The Coca-Cola Company KO reported Wednesday its second-quarter results in which the top-and-bottom-line beat estimates on international strength, but the North American business saw a 1 percent dip in organic sales.
What Happened
As a whole, Coca-Cola's earnings showed strong top-line growth, a good operating income along with earnings per share growth, Coca-Cola CEO James Quincey told CNBC. Meanwhile, multiple temporary factors in the North American business, including business mixes, rising freight costs, tariff related costs and timing issues more than offset an increase in volume, pricing increases, and market share gains.

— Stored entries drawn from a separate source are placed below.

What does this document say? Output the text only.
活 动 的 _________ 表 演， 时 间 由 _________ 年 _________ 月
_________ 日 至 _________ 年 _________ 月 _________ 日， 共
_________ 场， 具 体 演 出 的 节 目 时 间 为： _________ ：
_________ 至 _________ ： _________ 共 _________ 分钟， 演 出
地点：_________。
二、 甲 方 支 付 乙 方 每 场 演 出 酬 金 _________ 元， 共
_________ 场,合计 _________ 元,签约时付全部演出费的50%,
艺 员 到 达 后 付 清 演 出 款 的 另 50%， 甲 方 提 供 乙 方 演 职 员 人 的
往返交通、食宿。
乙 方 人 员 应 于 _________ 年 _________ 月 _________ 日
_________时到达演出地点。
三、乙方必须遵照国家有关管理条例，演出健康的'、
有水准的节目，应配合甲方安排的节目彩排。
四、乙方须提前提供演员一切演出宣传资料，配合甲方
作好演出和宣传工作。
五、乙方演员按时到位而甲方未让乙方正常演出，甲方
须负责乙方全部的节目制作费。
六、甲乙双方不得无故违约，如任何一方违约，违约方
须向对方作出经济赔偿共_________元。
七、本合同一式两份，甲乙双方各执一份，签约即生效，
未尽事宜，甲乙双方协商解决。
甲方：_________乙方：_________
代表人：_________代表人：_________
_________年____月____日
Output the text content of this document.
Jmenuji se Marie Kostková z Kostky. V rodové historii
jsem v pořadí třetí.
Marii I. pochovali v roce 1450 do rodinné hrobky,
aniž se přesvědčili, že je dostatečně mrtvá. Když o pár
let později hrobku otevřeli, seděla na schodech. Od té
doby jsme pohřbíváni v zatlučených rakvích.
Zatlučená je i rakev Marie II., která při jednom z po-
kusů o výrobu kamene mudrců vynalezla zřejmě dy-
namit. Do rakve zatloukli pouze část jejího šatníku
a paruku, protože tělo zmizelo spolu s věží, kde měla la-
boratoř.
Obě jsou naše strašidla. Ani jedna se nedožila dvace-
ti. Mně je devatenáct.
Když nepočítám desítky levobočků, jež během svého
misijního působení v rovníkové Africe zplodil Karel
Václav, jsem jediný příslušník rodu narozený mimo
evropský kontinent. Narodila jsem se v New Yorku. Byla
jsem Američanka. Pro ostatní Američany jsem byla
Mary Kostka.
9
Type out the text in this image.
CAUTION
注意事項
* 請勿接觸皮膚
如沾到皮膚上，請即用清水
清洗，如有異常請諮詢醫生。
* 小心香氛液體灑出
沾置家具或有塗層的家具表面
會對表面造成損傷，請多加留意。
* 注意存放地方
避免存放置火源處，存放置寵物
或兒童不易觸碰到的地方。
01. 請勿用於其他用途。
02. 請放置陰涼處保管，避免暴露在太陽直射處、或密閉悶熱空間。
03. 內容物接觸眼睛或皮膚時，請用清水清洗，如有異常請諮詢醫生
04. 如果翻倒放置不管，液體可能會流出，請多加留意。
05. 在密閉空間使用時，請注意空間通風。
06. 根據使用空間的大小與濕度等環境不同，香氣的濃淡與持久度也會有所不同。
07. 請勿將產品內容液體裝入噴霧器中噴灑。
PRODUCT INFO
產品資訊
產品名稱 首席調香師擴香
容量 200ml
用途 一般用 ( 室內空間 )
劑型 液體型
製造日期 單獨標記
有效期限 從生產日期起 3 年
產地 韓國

"More temporary than structural," Quincey said. "Part of a good overall story for the year-to-date."
Why It's Important
The "'pretty broad based cost increases" seen in the second quarter is still a cost pressure that the company needs to pass through to consumers, the CEO said. Nevertheless, consumers are "not comfortable" with the rising prices but still responding well since the conversation surrounding tariffs is well documented.
What's Next
Passing on the higher cost to consumers was the "right thing" for the business to do for the long-term, Quincey said. However, this also creates the likelihood for "pressure in the system" moving forward and management will focus on offering different packaging options at different price points to different consumers.
Coca-Cola's stock traded around $46 a share at time of publication, up 1.7 percent on the day.